You can also sabotage your own future by doing crimes. Or even post drunk photos on social media. I don’t know why people do that in the first place. Who wants to see that kind of photos anyway. Know one wants to hire a boozer or even be friends with one. Drunk people are boring as well. Some people think if you don’t smoke and drink you don’t know how to have fun. Well, you can sabotage your own health and your future as much as you want. But I don’t want to live my life that. It’s just isn’t my kind of fun and it has never been. I find parties boring and a waste of energy. I rather stay home alone and do something by myself. If that sounds boring then so be it. Sabotage my solitude then you can think again. Just saying.

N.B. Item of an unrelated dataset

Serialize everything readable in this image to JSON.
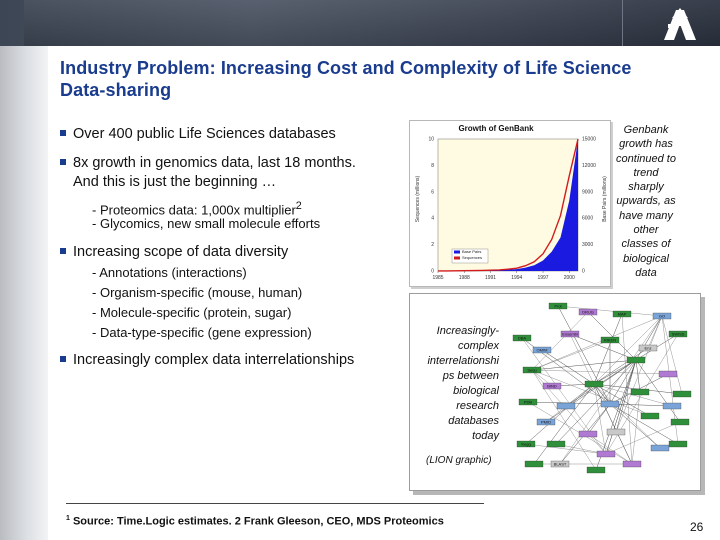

When I thought about fungus I thought about fungus in your feet. Not the one you can eat. I don’t like them anyway. In a way, a lot of things in this world is a fungus infection. A sickness that makes the world go crazy. Not just people but things in life. Adults get mad at teens worrying about climate change. Even neighbours in the place you live are one kind of fungus infection. Those who don’t care about anything but themselves. Having loud parties or bullying with their smoking or instrument playing. Violence against other people and so on. If you just stand by and watch it all, you’re part of the problem. Thinking you can’t do anything about certain things is just laziness. If there’s a will there’s a way. Especially if it’s about climate change. In some things, it’s also about attitude.

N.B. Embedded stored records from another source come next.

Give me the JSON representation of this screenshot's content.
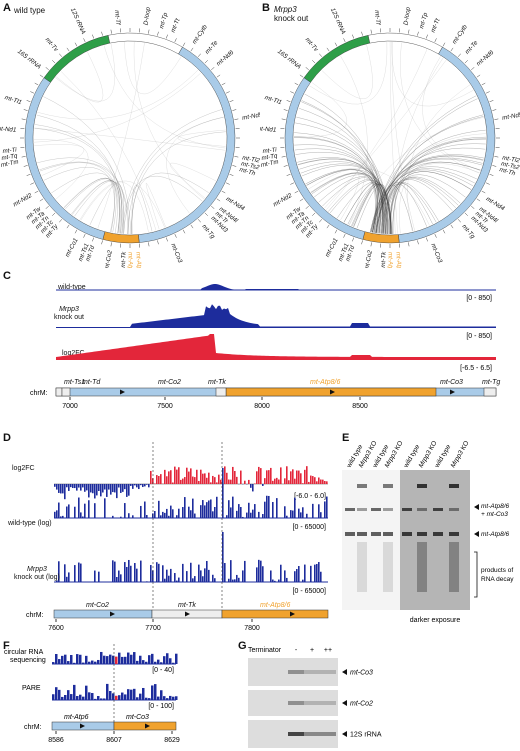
{
  "panels": {
    "A": "A",
    "B": "B",
    "C": "C",
    "D": "D",
    "E": "E",
    "F": "F",
    "G": "G"
  },
  "panelA": {
    "title": "wild type"
  },
  "panelB": {
    "title_italic": "Mrpp3",
    "title_rest": "knock out"
  },
  "circos_labels": {
    "top": [
      "16S rRNA",
      "mt-Tv",
      "12S rRNA",
      "mt-Tf",
      "D-loop",
      "mt-Tp",
      "mt-Tt",
      "mt-Cytb"
    ],
    "left": [
      "mt-Tl1",
      "mt-Nd1",
      "mt-Ti",
      "mt-Tq",
      "mt-Tm",
      "mt-Nd2",
      "mt-Tw",
      "mt-Ta",
      "mt-Tn",
      "mt-Tc",
      "mt-Ty",
      "mt-Co1"
    ],
    "right": [
      "mt-Te",
      "mt-Nd6",
      "mt-Nd5",
      "mt-Tl2",
      "mt-Ts2",
      "mt-Th",
      "mt-Nd4",
      "mt-Nd4l",
      "mt-Tr",
      "mt-Nd3",
      "mt-Tg",
      "mt-Co3"
    ],
    "bottom": [
      "mt-Ts1",
      "mt-Td",
      "mt-Co2",
      "mt-Tk",
      "mt-Atp8",
      "mt-Atp6"
    ]
  },
  "panelC": {
    "tracks": [
      {
        "label": "wild-type",
        "range": "[0 - 850]"
      },
      {
        "label_italic": "Mrpp3",
        "label_rest": "knock out",
        "range": "[0 - 850]"
      },
      {
        "label": "log2FC",
        "range": "[-6.5 - 6.5]"
      }
    ],
    "genes": [
      "mt-Ts1",
      "mt-Td",
      "mt-Co2",
      "mt-Tk",
      "mt-Atp8/6",
      "mt-Co3",
      "mt-Tg"
    ],
    "chrom": "chrM:",
    "ticks": [
      "7000",
      "7500",
      "8000",
      "8500"
    ]
  },
  "panelD": {
    "tracks": [
      {
        "label": "log2FC",
        "range": "[-6.0 - 6.0]"
      },
      {
        "label": "wild-type (log)",
        "range": "[0 - 65000]"
      },
      {
        "label_italic": "Mrpp3",
        "label_rest": "knock out (log)",
        "range": "[0 - 65000]"
      }
    ],
    "genes": [
      "mt-Co2",
      "mt-Tk",
      "mt-Atp8/6"
    ],
    "chrom": "chrM:",
    "ticks": [
      "7600",
      "7700",
      "7800"
    ]
  },
  "panelE": {
    "lanes": [
      "wild type",
      "Mrpp3 KO",
      "wild type",
      "Mrpp3 KO",
      "wild type",
      "Mrpp3 KO",
      "wild type",
      "Mrpp3 KO"
    ],
    "arrows": [
      "mt-Atp8/6",
      "+ mt-Co3",
      "mt-Atp8/6"
    ],
    "bracket": [
      "products of",
      "RNA decay"
    ],
    "caption": "darker exposure"
  },
  "panelF": {
    "tracks": [
      {
        "label": "circular RNA",
        "label2": "sequencing",
        "range": "[0 - 40]"
      },
      {
        "label": "PARE",
        "range": "[0 - 100]"
      }
    ],
    "genes": [
      "mt-Atp6",
      "mt-Co3"
    ],
    "chrom": "chrM:",
    "ticks": [
      "8586",
      "8607",
      "8629"
    ]
  },
  "panelG": {
    "header": "Terminator",
    "cols": [
      "-",
      "+",
      "++"
    ],
    "blots": [
      "mt-Co3",
      "mt-Co2",
      "12S rRNA"
    ]
  }
}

Many people have this belief what they see is what they get. But looks can deceive. Recently there’s been talk about how young people are not satisfied with the way they look. Some have a certain look and people see them as weird. I’ve had the same problem when I was younger. Then there weren’t any Instagram and all those things. Then it was people in school who judged you. It’s no wonder people get depressed these days with all these beauty standards. It’s so much about appearance. Things are not what they seem so people should stop judging someone the way they look. You don’t know their story. The fungus infection of society is the judgement of differences. They say you should be yourself but then you’re not allowed to be different. You have to be in a certain mould to be accepted. Sorry to disappoint but the world doesn’t work that way. This planet is for everyone no matter how they look. Don’t get me started on relationships. Especially celebrity ones. That’s a freak show of its own.
Another fungus infection is an argument between the employed and the unemployed. Mostly those people with jobs. Some think people without work are lazy and all they do is lay down on the couch. FYI I don’t even own one, hahaha. It’s easy for those to say who can master the a§§kissing in the job search. If you’ve never been unemployed you don’t know how it is. All the unemployed are different so don’t go and generalise if someone actually is lazy. Some actually do want to work but is not given the opportunity. It doesn’t matter how much you beg for a job because it doesn’t pop up just like that. People are too easily judged and that’s the worst fungus there is.